- 1. make (someone or something) different; alter or modify: "both parties voted against proposals to change the law"
- ▪ become different; be altered or modified: "I've had time to think and my opinion hasn't changed"
- ▪ turn or convert (something) from one state, form, or substance into another: "filters change the ammonia into nitrate"
- ▪ turn or be converted from one state, form, or substance into another: "electronic cigarettes use liquid nicotine which changes into vapor when heated"
- ▪ alter in terms of: "the ferns began to change shape" synonyms antonyms
- ▪ (of traffic lights) move from one color of signal to another: "they stopped at the corner, waiting for the lights to change"
- ▪ (of the moon) arrive at a fresh phase; become new: "he is going to be worse for the next two or three days because the moon has changed"

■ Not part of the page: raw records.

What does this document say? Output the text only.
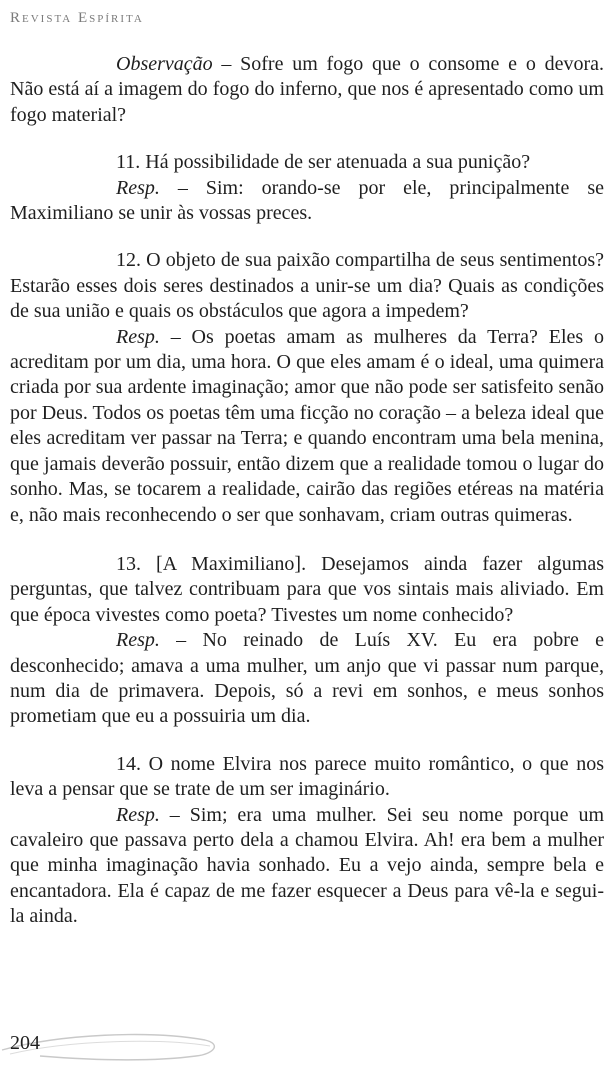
Revista Espírita

Observação – Sofre um fogo que o consome e o devora. Não está aí a imagem do fogo do inferno, que nos é apresentado como um fogo material?

11. Há possibilidade de ser atenuada a sua punição?

Resp. – Sim: orando-se por ele, principalmente se Maximiliano se unir às vossas preces.

12. O objeto de sua paixão compartilha de seus sentimentos? Estarão esses dois seres destinados a unir-se um dia? Quais as condições de sua união e quais os obstáculos que agora a impedem?

Resp. – Os poetas amam as mulheres da Terra? Eles o acreditam por um dia, uma hora. O que eles amam é o ideal, uma quimera criada por sua ardente imaginação; amor que não pode ser satisfeito senão por Deus. Todos os poetas têm uma ficção no coração – a beleza ideal que eles acreditam ver passar na Terra; e quando encontram uma bela menina, que jamais deverão possuir, então dizem que a realidade tomou o lugar do sonho. Mas, se tocarem a realidade, cairão das regiões etéreas na matéria e, não mais reconhecendo o ser que sonhavam, criam outras quimeras.

13. [A Maximiliano]. Desejamos ainda fazer algumas perguntas, que talvez contribuam para que vos sintais mais aliviado. Em que época vivestes como poeta? Tivestes um nome conhecido?

Resp. – No reinado de Luís XV. Eu era pobre e desconhecido; amava a uma mulher, um anjo que vi passar num parque, num dia de primavera. Depois, só a revi em sonhos, e meus sonhos prometiam que eu a possuiria um dia.

14. O nome Elvira nos parece muito romântico, o que nos leva a pensar que se trate de um ser imaginário.

Resp. – Sim; era uma mulher. Sei seu nome porque um cavaleiro que passava perto dela a chamou Elvira. Ah! era bem a mulher que minha imaginação havia sonhado. Eu a vejo ainda, sempre bela e encantadora. Ela é capaz de me fazer esquecer a Deus para vê-la e segui-la ainda.

204
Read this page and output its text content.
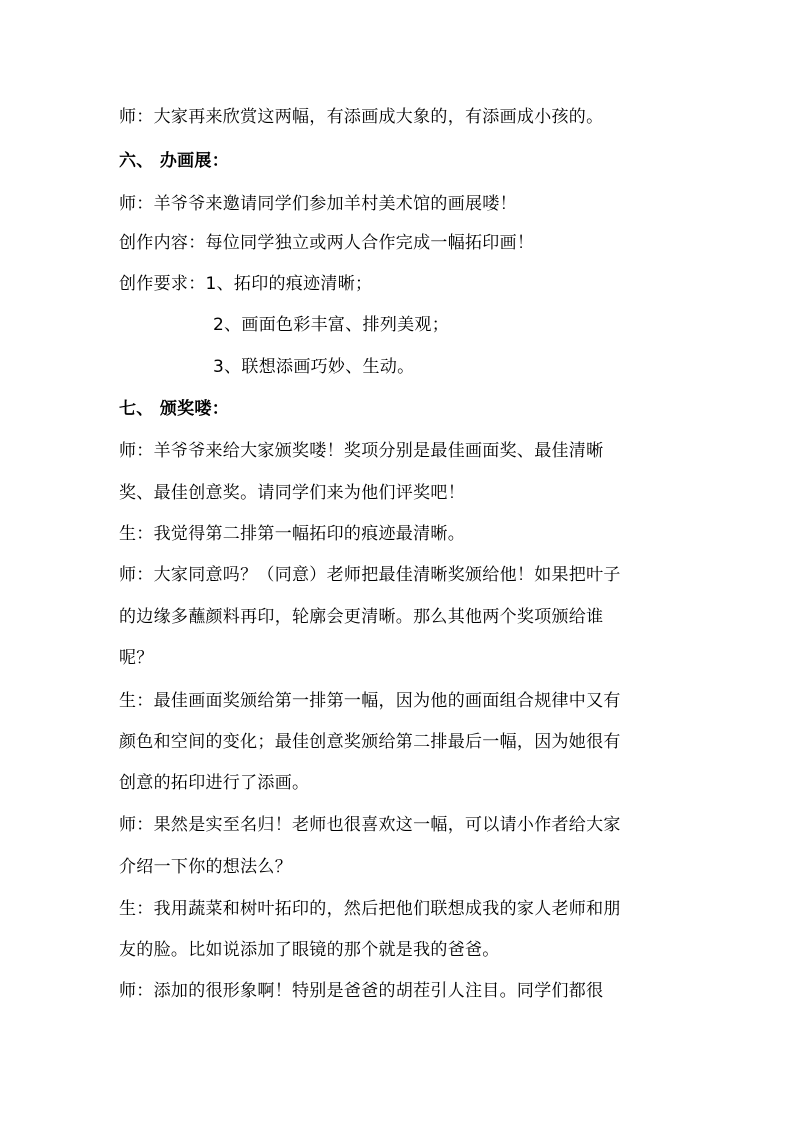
师：大家再来欣赏这两幅，有添画成大象的，有添画成小孩的。
六、 办画展：
师：羊爷爷来邀请同学们参加羊村美术馆的画展喽！
创作内容：每位同学独立或两人合作完成一幅拓印画！
创作要求：1、拓印的痕迹清晰；
2、画面色彩丰富、排列美观；
3、联想添画巧妙、生动。
七、 颁奖喽：
师：羊爷爷来给大家颁奖喽！奖项分别是最佳画面奖、最佳清晰
奖、最佳创意奖。请同学们来为他们评奖吧！
生：我觉得第二排第一幅拓印的痕迹最清晰。
师：大家同意吗？（同意）老师把最佳清晰奖颁给他！如果把叶子
的边缘多蘸颜料再印，轮廓会更清晰。那么其他两个奖项颁给谁
呢？
生：最佳画面奖颁给第一排第一幅，因为他的画面组合规律中又有
颜色和空间的变化；最佳创意奖颁给第二排最后一幅，因为她很有
创意的拓印进行了添画。
师：果然是实至名归！老师也很喜欢这一幅，可以请小作者给大家
介绍一下你的想法么？
生：我用蔬菜和树叶拓印的，然后把他们联想成我的家人老师和朋
友的脸。比如说添加了眼镜的那个就是我的爸爸。
师：添加的很形象啊！特别是爸爸的胡茬引人注目。同学们都很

- 2. replace (something) with something else, especially something of the same kind that is newer or better; substitute one thing for (another): "she decided to change her name"
- ▪ exchange (something) with someone else, giving one thing and receiving something of the same kind in return: "I offered to change seats with him"
- ▪ engage (a different gear) in a motor vehicle: "wait for a gap and then change gears"
- ▪ exchange (a sum of money) for the same amount in smaller denominations or in coins, or for different currency.
- 3. put different clothes on: "he changed for dinner"
- ▪ put a clean diaper on (a baby or young child): "I changed her on top of the table until she got too big"
- 4. move to a different train, airplane, or subway line.
- 1. the act or instance of making or becoming different: "the change from a nomadic to an agricultural society"
- ▪ the substitution of one thing for another: "a change of venue" synonyms
- ▪ an alteration or modification: "a change came over Eddie's face" synonyms
- ▪ a new or refreshingly different experience: "couscous makes an interesting change from rice"
- ▪ a clean garment or garments as a replacement for clothes one is wearing: "a change of socks"
- ▪ the menopause. informal
- ▪ the moon's arrival at a fresh phase, typically at the new moon.
- ▪ another term for change-up
- 2. coins as opposed to paper currency: "a handful of loose change" synonyms
- ▪ money given in exchange for the same amount in larger denominations: "I'd go to the bank and get change"
- ▪ money returned to someone as the balance of the amount paid for something: "I watched him pocket the change"
- 3. an order in which a peal of bells can be rung.
- 4. a place where merchants met to do business. historical
Word Origin Middle English: from Old French change (noun), changer (verb), from late Latin cambiare, from Latin cambire ‘barter’, probably of Celtic origin.